A lot has changed since 2003. Since 2015, North American Counter-Strike teams have spent millions of dollars building lineups that, for years, have been inconsistent and littered with roster turnover. Lake, among other old-school esports teams and brands, has struggled to keep up.
Then, in the summer of 2017, Lake sold a majority stake in his organization to the Jones family, the owners of the Dallas Cowboys, and Goff Capital, a real estate company in Dallas-Fort Worth. CompLexity subsequently moved to the Dallas-Fort Worth area and began constructing a training facility across from the Ford Center at The Star, the Cowboys-owned, open-air shopping center in Frisco. The question from there was what Lake should do with his newfound financial support.
He chose Counter-Strike, the game that made compLexity famous, as the starting point.
As some of Lake's long-tenured endemic esports peers have been relegated from executive roles to those akin to brand ambassadors by new investors, the Joneses and the Goffs have doubled down, in part because of how dedicated Lake is to all of his teams.
Travis Goff saw an example of that well-known passion in May.
"He called me and said, 'Hey, Travis, I want to give you a heads-up. Our Rocket League team made the world championships. It's in London in June. I want to go and support our team and create some content. But what I wanted to make sure you're OK first, because the plane ticket is $9,000.'" Goff, 33, said. "I said, 'Jason, I really appreciate the call. You should absolutely be there for our team.'
"That's the kind of person Jason is. That's a lot of money, no question "
"But it's definitely showing your partners that you respect their capital," John Goff, 62, added.
"In the grand scheme of things, it's not going to make or break the team," Travis Goff said. "It shows his character."
And Lake was there for one of his teams this weekend, too. It wasn't the first time compLexity has earned a Legends spot in a Counter-Strike major, but it was the first time Lake got to experience this moment -- the electric crowd of thousands, the tense in-game situations and the glory of those winning moments -- in-person.
"I wasn't able to travel back then," Lake said. "I was busy trying to pay the bills, so I watched from home. It was really special for me to be here." In late 2007 and early 2008, just months before the Great Recession hit one of its lowest points, Lake sold his ownership stake in Atlanta-based law firm Lake & Shafritz and moved his family from the Southeast U.S. to Los Angeles to make esports his full-time gig. He sold compLexity, which he has since reacquired, to News Corp., the media company that owned DirecTV, the founder of the Championship Gaming Series.
In just more than a year, that league folded and left Lake, his wife and their then 4-year-old daughter and 2-year-old son's livelihoods in jeopardy.
"We've gone from one socioeconomic status to one that was vastly different," Lake said. "And quite frankly, struggling because of this esports dream of mine. As you can imagine, being a husband and provider to a wife and two young kids, this was an incredibly difficult time of my life.
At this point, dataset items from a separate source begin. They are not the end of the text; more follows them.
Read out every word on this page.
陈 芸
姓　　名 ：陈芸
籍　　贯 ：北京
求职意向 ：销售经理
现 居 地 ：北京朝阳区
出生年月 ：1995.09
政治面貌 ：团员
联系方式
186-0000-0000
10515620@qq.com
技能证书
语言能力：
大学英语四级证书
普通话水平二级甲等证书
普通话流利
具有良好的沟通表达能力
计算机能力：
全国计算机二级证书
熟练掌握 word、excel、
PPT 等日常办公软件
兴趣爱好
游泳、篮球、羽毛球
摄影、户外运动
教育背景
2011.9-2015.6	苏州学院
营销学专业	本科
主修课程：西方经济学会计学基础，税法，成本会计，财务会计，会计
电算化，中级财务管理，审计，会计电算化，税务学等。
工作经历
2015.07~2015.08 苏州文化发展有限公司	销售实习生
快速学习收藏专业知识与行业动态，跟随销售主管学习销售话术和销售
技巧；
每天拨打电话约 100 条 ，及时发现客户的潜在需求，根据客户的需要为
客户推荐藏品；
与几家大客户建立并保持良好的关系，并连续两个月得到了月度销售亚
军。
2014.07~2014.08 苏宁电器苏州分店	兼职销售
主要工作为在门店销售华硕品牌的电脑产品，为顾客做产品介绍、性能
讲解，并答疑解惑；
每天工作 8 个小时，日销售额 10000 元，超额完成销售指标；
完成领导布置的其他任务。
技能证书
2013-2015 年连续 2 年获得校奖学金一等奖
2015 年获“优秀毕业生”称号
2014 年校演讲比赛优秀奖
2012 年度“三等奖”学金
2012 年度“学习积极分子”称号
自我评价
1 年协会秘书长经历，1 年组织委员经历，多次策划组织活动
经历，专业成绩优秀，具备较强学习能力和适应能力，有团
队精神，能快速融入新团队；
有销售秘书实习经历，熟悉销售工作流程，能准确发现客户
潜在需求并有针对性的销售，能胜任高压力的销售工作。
Many, many sleepless nights and gut checks, like, 'What the hell have I done to my life?' and not only that, but, 'What I have done to my family's life?'
"There are times in your life where you have to look yourself in the mirror and ask, 'Is my personal dream achievable?' and 'Is it achievable in a way where I can still put my family first?' Hindsight being 20/20, it was achievable. ... We continued to chase the compLexity dream. There are many scars, tears and sleepless nights that paved compLexity's past."
And although compLexity's run came to an end at the FACEIT Major on Thursday in a brutal loss to MiBR, those tough moments seemed worth it to Lake from his seat in London.